Lichtstoet Mol Ginderbuiten
Een eeuweling in prima conditie
Om 20u00 worden de straatlampen gedoofd. De verschillende wagens steken dan ruim 100.000 lampjes aan en zorgen op die manier voor een feeëriek schouwspel waar duizenden toeschouwers zich elk jaar weer aan komen vergapen.
De stoet wordt vergezeld door een aantal muziekkorpsen en uiteraard mogen ook de historische reuzen ‘Jan en Julia’ niet ontbreken op deze toeristische trekpleister.
Reeds in 1885 was er sprake van een lichtstoet in het Kempense gehucht. Het waren oorspronkelijk ‘De Schepersvrienden’ die de aanzet gaven tot het hele lichtstoetgebeuren waar elk jaar reikhalzend naar wordt uitgekeken, zowel door de toeschouwers als door de ruim 200 wagenbouwers zelf.
Getooid met fakkels en lampions trokken de inwoners van Mol-Ginderbuiten meer dan 100 jaar geleden door de straten om op die manier de jaarlijkse kermis te openen.
Hondskarretjes, kruiwagens, stootwagens versierd met varens en brem, papieren lampions: ze deden allemaal hun intrede in de stoet die begin jaren zestig met de intrede van de gloeilamp een ware gedaanteverandering onderging. Tot op heden draait de lichtstoet nog steeds rond die simpele maar o zo mooie gloeilamp.

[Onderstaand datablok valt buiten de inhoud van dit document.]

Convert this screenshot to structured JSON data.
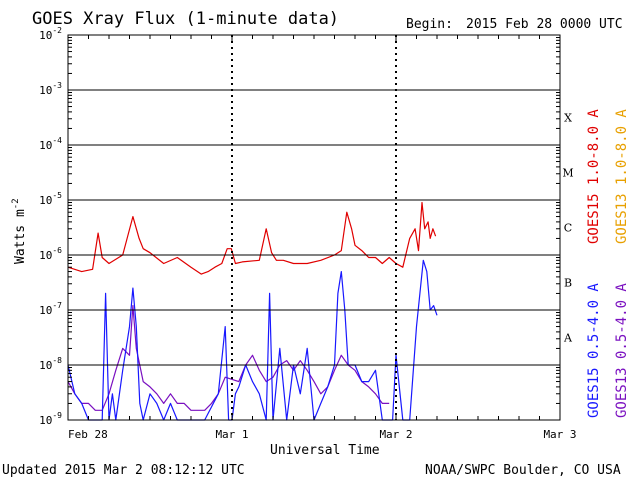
{
  "header": {
    "title": "GOES Xray Flux (1-minute data)",
    "begin_label": "Begin:",
    "begin_value": "2015 Feb 28 0000 UTC"
  },
  "footer": {
    "updated": "Updated 2015 Mar  2 08:12:12 UTC",
    "credit": "NOAA/SWPC Boulder, CO USA"
  },
  "colors": {
    "goes15_long": "#e00000",
    "goes13_long": "#e8a000",
    "goes15_short": "#1818ff",
    "goes13_short": "#7a10c0",
    "grid": "#000000"
  },
  "chart_data": {
    "type": "line",
    "title": "GOES Xray Flux (1-minute data)",
    "xlabel": "Universal Time",
    "ylabel": "Watts m",
    "ylabel_sup": "-2",
    "yscale": "log",
    "ylim": [
      1e-09,
      0.01
    ],
    "xlim": [
      0,
      72
    ],
    "x_unit": "hours since 2015 Feb 28 0000 UTC",
    "x_ticks": [
      {
        "x": 0,
        "label": "Feb 28"
      },
      {
        "x": 24,
        "label": "Mar 1"
      },
      {
        "x": 48,
        "label": "Mar 2"
      },
      {
        "x": 72,
        "label": "Mar 3"
      }
    ],
    "y_ticks": [
      {
        "exp": -2,
        "base": "10",
        "sup": "-2"
      },
      {
        "exp": -3,
        "base": "10",
        "sup": "-3"
      },
      {
        "exp": -4,
        "base": "10",
        "sup": "-4"
      },
      {
        "exp": -5,
        "base": "10",
        "sup": "-5"
      },
      {
        "exp": -6,
        "base": "10",
        "sup": "-6"
      },
      {
        "exp": -7,
        "base": "10",
        "sup": "-7"
      },
      {
        "exp": -8,
        "base": "10",
        "sup": "-8"
      },
      {
        "exp": -9,
        "base": "10",
        "sup": "-9"
      }
    ],
    "flare_classes": [
      {
        "label": "X",
        "exp": -3.5
      },
      {
        "label": "M",
        "exp": -4.5
      },
      {
        "label": "C",
        "exp": -5.5
      },
      {
        "label": "B",
        "exp": -6.5
      },
      {
        "label": "A",
        "exp": -7.5
      }
    ],
    "grid": true,
    "legend_position": "right",
    "series": [
      {
        "name": "GOES15 1.0-8.0 A",
        "color": "#e00000",
        "x": [
          0,
          2,
          3.6,
          4.4,
          5,
          6,
          8,
          9.5,
          10.4,
          11,
          12,
          14,
          16,
          18,
          19.5,
          20.5,
          21.5,
          22.5,
          23.3,
          23.9,
          24.5,
          25.5,
          28,
          29,
          29.8,
          30.5,
          31.5,
          33,
          35,
          37,
          39,
          40,
          40.8,
          41.5,
          42,
          43,
          44,
          45,
          46,
          47,
          48,
          49,
          50,
          50.8,
          51.3,
          51.8,
          52.2,
          52.7,
          53,
          53.4,
          53.8
        ],
        "y": [
          6e-07,
          5e-07,
          5.5e-07,
          2.5e-06,
          9e-07,
          7e-07,
          1e-06,
          5e-06,
          2e-06,
          1.3e-06,
          1.1e-06,
          7e-07,
          9e-07,
          6e-07,
          4.5e-07,
          5e-07,
          6e-07,
          7e-07,
          1.3e-06,
          1.3e-06,
          7e-07,
          7.5e-07,
          8e-07,
          3e-06,
          1.1e-06,
          8e-07,
          8e-07,
          7e-07,
          7e-07,
          8e-07,
          1e-06,
          1.2e-06,
          6e-06,
          3e-06,
          1.5e-06,
          1.2e-06,
          9e-07,
          9e-07,
          7e-07,
          9e-07,
          7e-07,
          6e-07,
          2e-06,
          3e-06,
          1.2e-06,
          9e-06,
          3e-06,
          4e-06,
          2e-06,
          3e-06,
          2.2e-06
        ]
      },
      {
        "name": "GOES13 1.0-8.0 A",
        "color": "#e8a000",
        "x": [],
        "y": []
      },
      {
        "name": "GOES15 0.5-4.0 A",
        "color": "#1818ff",
        "x": [
          0,
          1,
          2,
          3,
          4,
          5,
          5.5,
          6,
          6.5,
          7,
          8,
          9,
          9.5,
          10,
          10.5,
          11,
          12,
          13,
          14,
          15,
          16,
          18,
          20,
          22,
          23,
          23.5,
          24,
          24.5,
          25,
          26,
          27,
          28,
          29,
          29.5,
          30,
          31,
          32,
          33,
          34,
          35,
          36,
          37,
          38,
          39,
          39.5,
          40,
          40.5,
          41,
          42,
          43,
          44,
          45,
          46,
          47,
          47.5,
          48,
          49,
          50,
          51,
          51.5,
          52,
          52.5,
          53,
          53.5,
          54
        ],
        "y": [
          1e-08,
          3e-09,
          2e-09,
          1e-09,
          1e-09,
          1e-09,
          2e-07,
          1e-09,
          3e-09,
          1e-09,
          8e-09,
          5e-08,
          2.5e-07,
          5e-08,
          2e-09,
          1e-09,
          3e-09,
          2e-09,
          1e-09,
          2e-09,
          1e-09,
          1e-09,
          1e-09,
          3e-09,
          5e-08,
          1e-09,
          1e-09,
          3e-09,
          4e-09,
          1e-08,
          5e-09,
          3e-09,
          1e-09,
          2e-07,
          1e-09,
          2e-08,
          1e-09,
          1e-08,
          3e-09,
          2e-08,
          1e-09,
          2e-09,
          4e-09,
          1e-08,
          2e-07,
          5e-07,
          1e-07,
          1e-08,
          1e-08,
          5e-09,
          5e-09,
          8e-09,
          1e-09,
          1e-09,
          1e-09,
          1.5e-08,
          1e-09,
          1e-09,
          5e-08,
          2e-07,
          8e-07,
          5e-07,
          1e-07,
          1.2e-07,
          8e-08
        ]
      },
      {
        "name": "GOES13 0.5-4.0 A",
        "color": "#7a10c0",
        "x": [
          0,
          1,
          2,
          3,
          4,
          5,
          6,
          7,
          8,
          9,
          9.5,
          10,
          11,
          12,
          13,
          14,
          15,
          16,
          17,
          18,
          19,
          20,
          21,
          22,
          23,
          25,
          26,
          27,
          28,
          29,
          30,
          31,
          32,
          33,
          34,
          35,
          36,
          37,
          38,
          39,
          40,
          41,
          42,
          43,
          44,
          45,
          46,
          47
        ],
        "y": [
          5e-09,
          3e-09,
          2e-09,
          2e-09,
          1.5e-09,
          1.5e-09,
          3e-09,
          8e-09,
          2e-08,
          1.5e-08,
          1.2e-07,
          2e-08,
          5e-09,
          4e-09,
          3e-09,
          2e-09,
          3e-09,
          2e-09,
          2e-09,
          1.5e-09,
          1.5e-09,
          1.5e-09,
          2e-09,
          3e-09,
          6e-09,
          5e-09,
          1e-08,
          1.5e-08,
          8e-09,
          5e-09,
          6e-09,
          1e-08,
          1.2e-08,
          8e-09,
          1.2e-08,
          8e-09,
          5e-09,
          3e-09,
          4e-09,
          8e-09,
          1.5e-08,
          1e-08,
          8e-09,
          5e-09,
          4e-09,
          3e-09,
          2e-09,
          2e-09
        ]
      }
    ]
  }
}
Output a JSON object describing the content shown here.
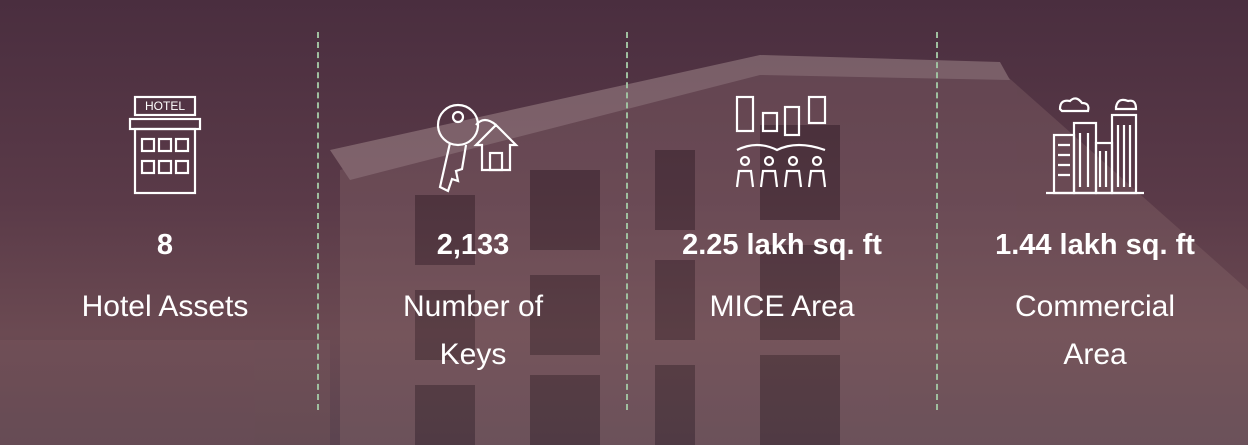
{
  "stats": [
    {
      "icon_text": "HOTEL",
      "value": "8",
      "label": "Hotel Assets"
    },
    {
      "value": "2,133",
      "label": "Number of Keys"
    },
    {
      "value": "2.25 lakh sq. ft",
      "label": "MICE Area"
    },
    {
      "value": "1.44 lakh sq. ft",
      "label": "Commercial Area"
    }
  ]
}
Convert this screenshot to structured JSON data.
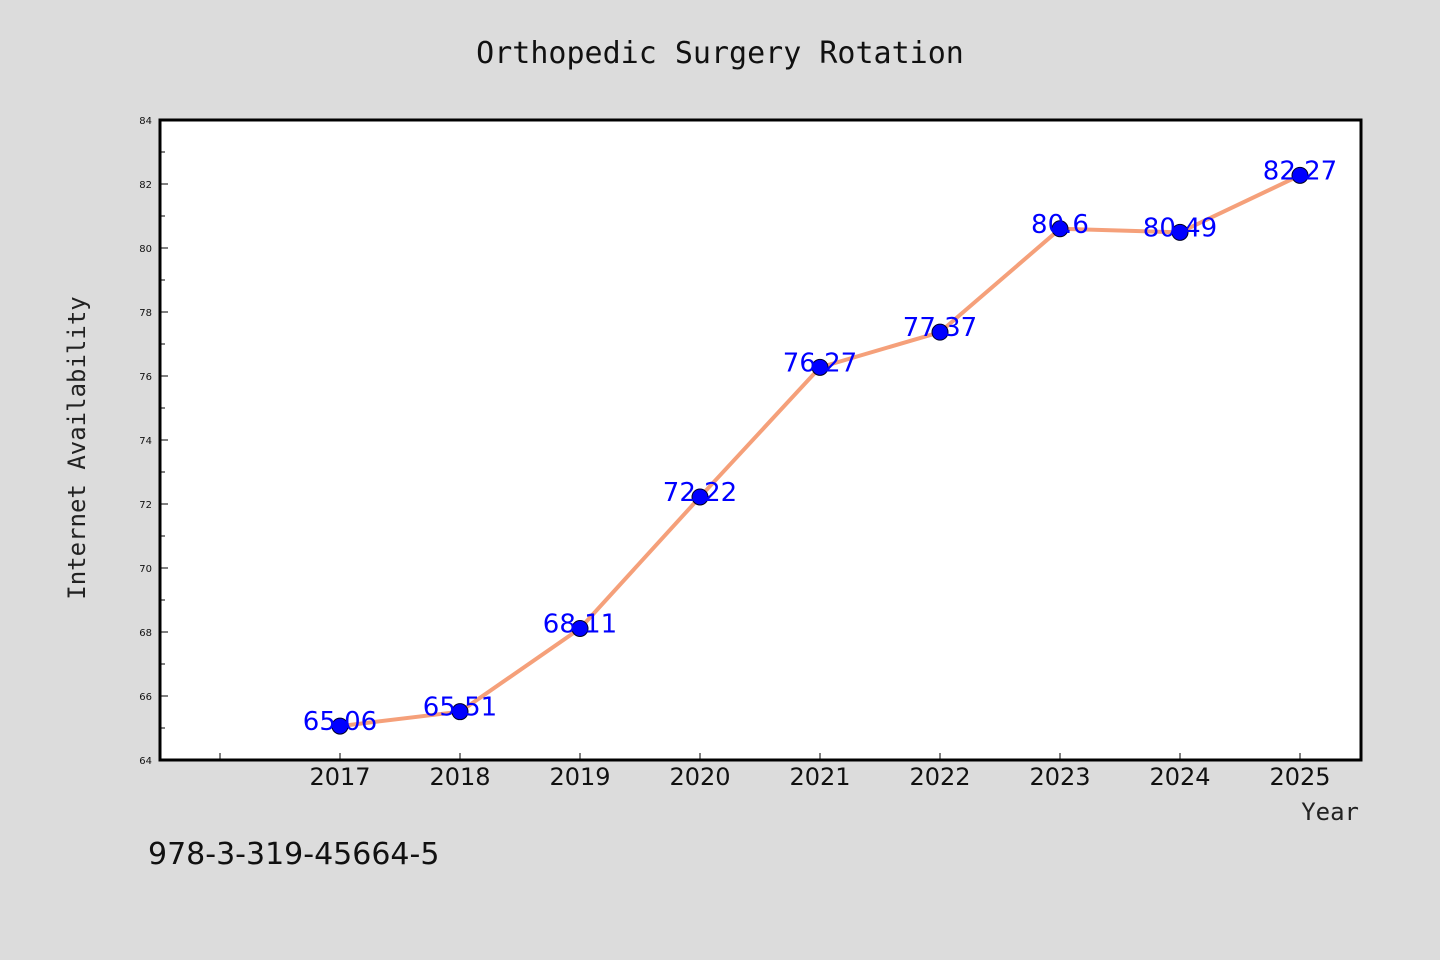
{
  "chart_data": {
    "type": "line",
    "title": "Orthopedic Surgery Rotation",
    "xlabel": "Year",
    "ylabel": "Internet Availability",
    "categories": [
      "2017",
      "2018",
      "2019",
      "2020",
      "2021",
      "2022",
      "2023",
      "2024",
      "2025"
    ],
    "series": [
      {
        "values": [
          65.06,
          65.51,
          68.11,
          72.22,
          76.27,
          77.37,
          80.6,
          80.49,
          82.27
        ],
        "labels": [
          "65.06",
          "65.51",
          "68.11",
          "72.22",
          "76.27",
          "77.37",
          "80.6",
          "80.49",
          "82.27"
        ],
        "line_color": "#f5a07a",
        "marker_color": "#0000ff",
        "label_color": "#0000ff"
      }
    ],
    "ylim": [
      64,
      84
    ],
    "y_ticks": [
      "64",
      "66",
      "68",
      "70",
      "72",
      "74",
      "76",
      "78",
      "80",
      "82",
      "84"
    ],
    "grid": false,
    "legend": "none"
  },
  "footer": {
    "code": "978-3-319-45664-5"
  },
  "colors": {
    "background": "#dcdcdc",
    "plot_background": "#ffffff",
    "axis": "#000000"
  }
}
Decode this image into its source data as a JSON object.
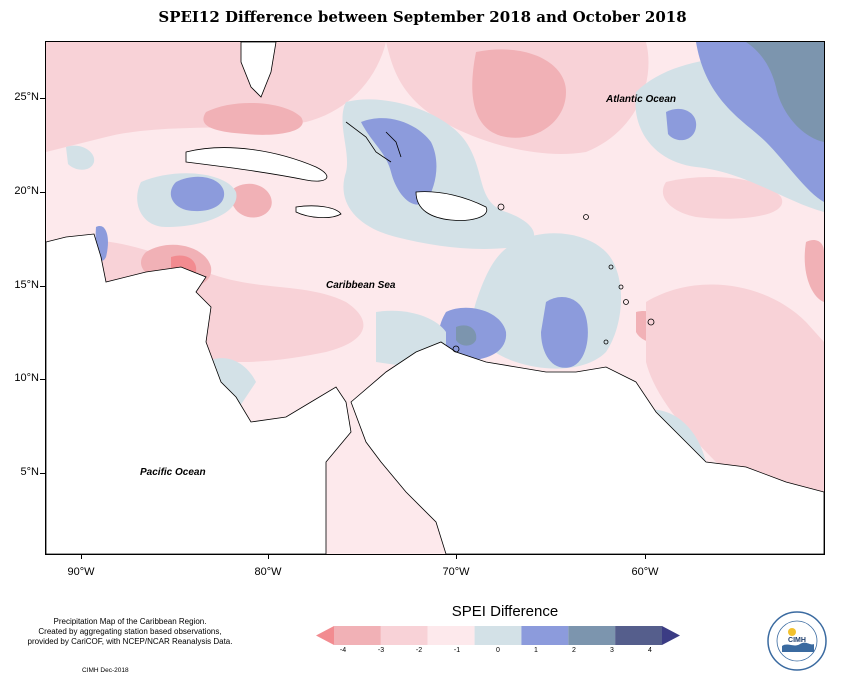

Niet voor niets wordt de Lichtstoet van Mol-Ginderbuiten ‘De Stoet van de 100.000 lampjes’ genoemd. Een koosnaam waar menig Ginderbuitenaar bijzonder trots op is.
Doordat de verschillende deelnemende groepen de lat steeds hoger en hoger hebben gelegd, groeide de stoet de jongste jaren uit tot een internationaal evenement waardoor duizenden mensen elk jaar weer de weg naar Ginderbuiten vinden.
Logisch dan ook dat de Lichtstoet van Mol-Ginderbuiten ruime weerklank vindt in de geschreven, gesproken en gefilmde pers.